La idea es sencilla, aunque en la práctica a veces se deja pasar. Si el carburante sube de forma notable por causas externas, el transportista debe aplicar la fórmula de revisión en sus tarifas para trasladar ese impacto de forma legal y transparente, para evitar que el margen se deteriore y que el coste termine “comiéndose” el viaje. Fenadismer insiste en que no es una cuestión de negociación comercial, sino una medida de protección para la viabilidad del sector en un contexto de volatilidad.

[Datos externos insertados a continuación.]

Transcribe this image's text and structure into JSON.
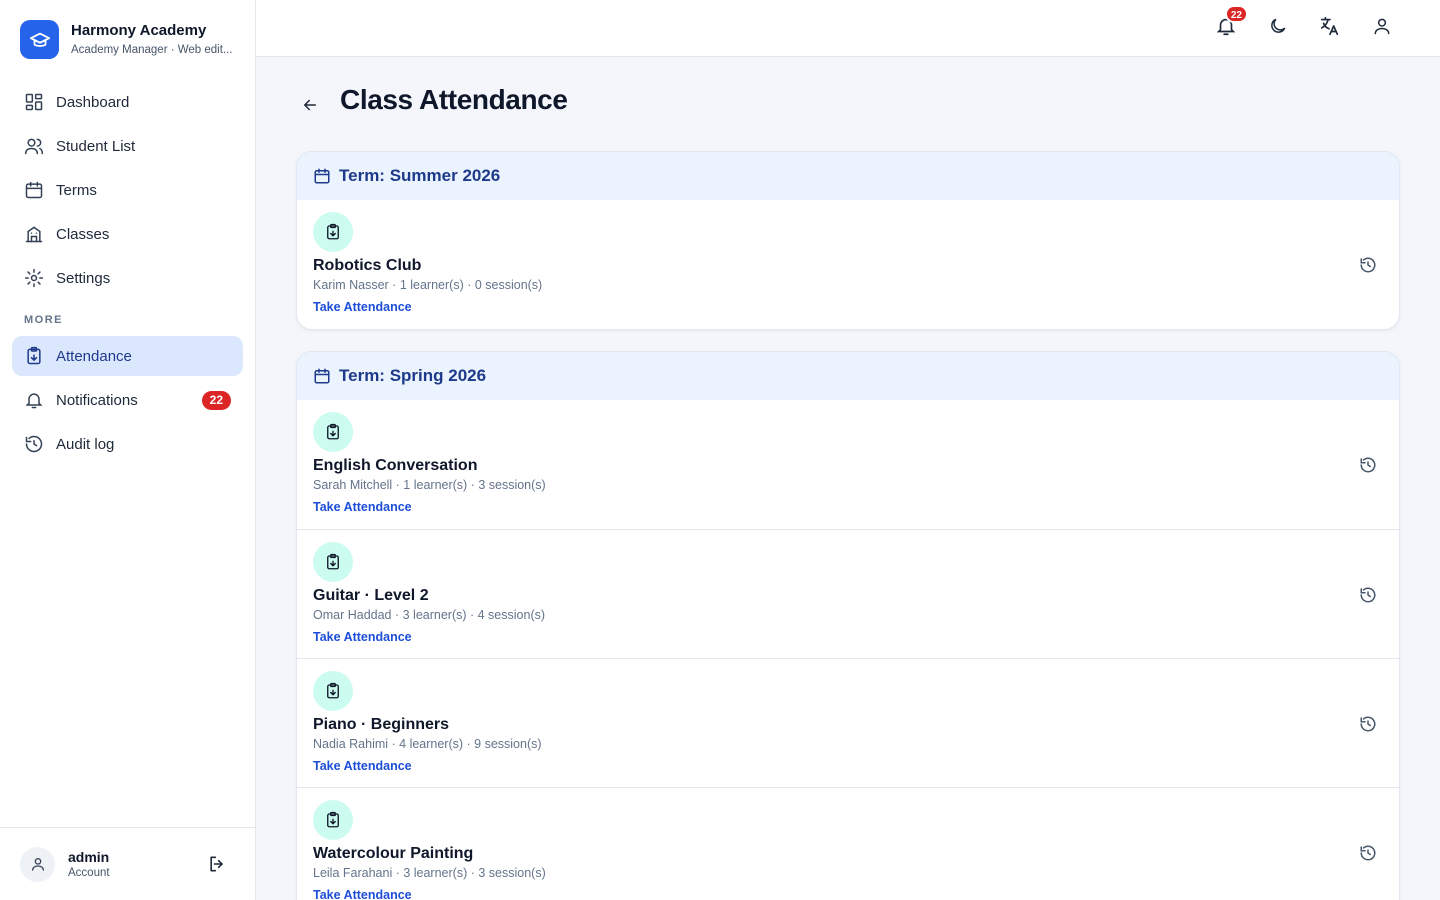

Para facilitar el cálculo, la federación recuerda que el Ministerio de Transportes publica semanalmente los datos del precio del combustible y mantiene una calculadora de variación del gasóleo que permite determinar el suplemento que debe reflejarse desglosado en factura.
En palabras del presidente de Fenadismer, Carlos Folchi, en un contexto de “guerra y volatilidad extrema”, aplicar esta revisión “no es una opción comercial”, es una obligación legal y una cuestión de supervivencia para muchas empresas. El mensaje de fondo es que, si el gasóleo se dispara, no repercutirlo pone en riesgo tanto la rentabilidad del transportista como la estabilidad de la cadena de suministro.